Cirurgia:O momento do reparo cirúrgico é crucial para a recuperação, pois os músculos que não se conectaram aos nervos dentro de 18 meses podem enfraquecer sem possibilidade de reparo. As opções cirúrgicas incluem neurólise para remover tecido cicatricial, excisão e reinserção de neuroma, enxerto de nervo para grandes lacunas e neurotização usando nervos doados; procedimentos adicionais, como transferências de tendões e botox, também podem melhorar a função dos membros.
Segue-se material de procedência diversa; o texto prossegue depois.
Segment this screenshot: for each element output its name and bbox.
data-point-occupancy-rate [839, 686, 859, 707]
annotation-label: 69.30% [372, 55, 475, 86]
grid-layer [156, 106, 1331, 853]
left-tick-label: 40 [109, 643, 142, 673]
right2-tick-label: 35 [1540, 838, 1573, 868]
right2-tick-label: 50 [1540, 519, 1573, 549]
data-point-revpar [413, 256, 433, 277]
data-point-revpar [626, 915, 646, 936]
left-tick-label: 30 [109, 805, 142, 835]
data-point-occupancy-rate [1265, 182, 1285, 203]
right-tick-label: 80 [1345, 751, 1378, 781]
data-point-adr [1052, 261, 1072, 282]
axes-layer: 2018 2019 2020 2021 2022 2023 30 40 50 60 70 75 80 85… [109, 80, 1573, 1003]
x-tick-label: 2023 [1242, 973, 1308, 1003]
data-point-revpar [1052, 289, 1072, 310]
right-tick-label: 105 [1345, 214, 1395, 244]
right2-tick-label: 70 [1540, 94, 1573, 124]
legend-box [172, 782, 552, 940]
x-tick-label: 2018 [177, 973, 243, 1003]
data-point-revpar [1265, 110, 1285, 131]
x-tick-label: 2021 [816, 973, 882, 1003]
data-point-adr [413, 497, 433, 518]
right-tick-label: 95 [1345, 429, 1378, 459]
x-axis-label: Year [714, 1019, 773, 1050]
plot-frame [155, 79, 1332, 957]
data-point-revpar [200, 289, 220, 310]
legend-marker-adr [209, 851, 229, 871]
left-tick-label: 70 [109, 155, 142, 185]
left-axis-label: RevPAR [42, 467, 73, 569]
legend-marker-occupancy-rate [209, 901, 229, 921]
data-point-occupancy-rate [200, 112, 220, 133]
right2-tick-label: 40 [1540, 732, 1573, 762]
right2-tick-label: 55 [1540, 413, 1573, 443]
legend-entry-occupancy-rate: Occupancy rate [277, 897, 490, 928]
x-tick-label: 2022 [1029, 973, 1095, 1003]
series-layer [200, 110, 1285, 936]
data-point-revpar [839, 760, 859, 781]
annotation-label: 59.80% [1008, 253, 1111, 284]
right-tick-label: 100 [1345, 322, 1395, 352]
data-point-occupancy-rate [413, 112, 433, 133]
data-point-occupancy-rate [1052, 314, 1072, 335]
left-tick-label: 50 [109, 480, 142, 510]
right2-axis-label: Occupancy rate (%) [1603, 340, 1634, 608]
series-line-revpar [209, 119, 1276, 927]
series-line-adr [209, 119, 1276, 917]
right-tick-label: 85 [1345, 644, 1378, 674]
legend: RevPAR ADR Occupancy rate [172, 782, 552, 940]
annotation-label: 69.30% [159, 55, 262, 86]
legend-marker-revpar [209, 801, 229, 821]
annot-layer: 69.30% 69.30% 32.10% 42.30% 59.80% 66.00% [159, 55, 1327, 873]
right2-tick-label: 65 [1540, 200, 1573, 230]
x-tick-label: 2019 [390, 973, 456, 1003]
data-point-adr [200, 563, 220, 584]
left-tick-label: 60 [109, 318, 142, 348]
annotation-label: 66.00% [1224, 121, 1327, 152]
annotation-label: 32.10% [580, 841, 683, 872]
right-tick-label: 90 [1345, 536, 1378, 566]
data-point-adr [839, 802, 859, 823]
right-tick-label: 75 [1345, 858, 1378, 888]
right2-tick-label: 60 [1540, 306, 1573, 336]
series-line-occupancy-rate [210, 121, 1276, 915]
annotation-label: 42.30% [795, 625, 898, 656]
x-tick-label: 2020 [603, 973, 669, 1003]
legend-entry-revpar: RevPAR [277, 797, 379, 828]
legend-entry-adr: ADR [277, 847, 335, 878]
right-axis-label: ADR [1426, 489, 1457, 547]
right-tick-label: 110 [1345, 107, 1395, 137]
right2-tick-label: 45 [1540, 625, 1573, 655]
Terapia ocupacional e/ou fisioterapia:O manejo não cirúrgico, incluindo terapia ocupacional e física, é essencial no processo de tratamento e pode envolver diversas abordagens terapêuticas, incluindo kinesio taping e estimulação elétrica neuromuscular.
Estudos sugerem que o tratamento das lesões do plexo braquial deve ser realizado logo após a lesão ou dentro de três a seis meses para obter o melhor resultado.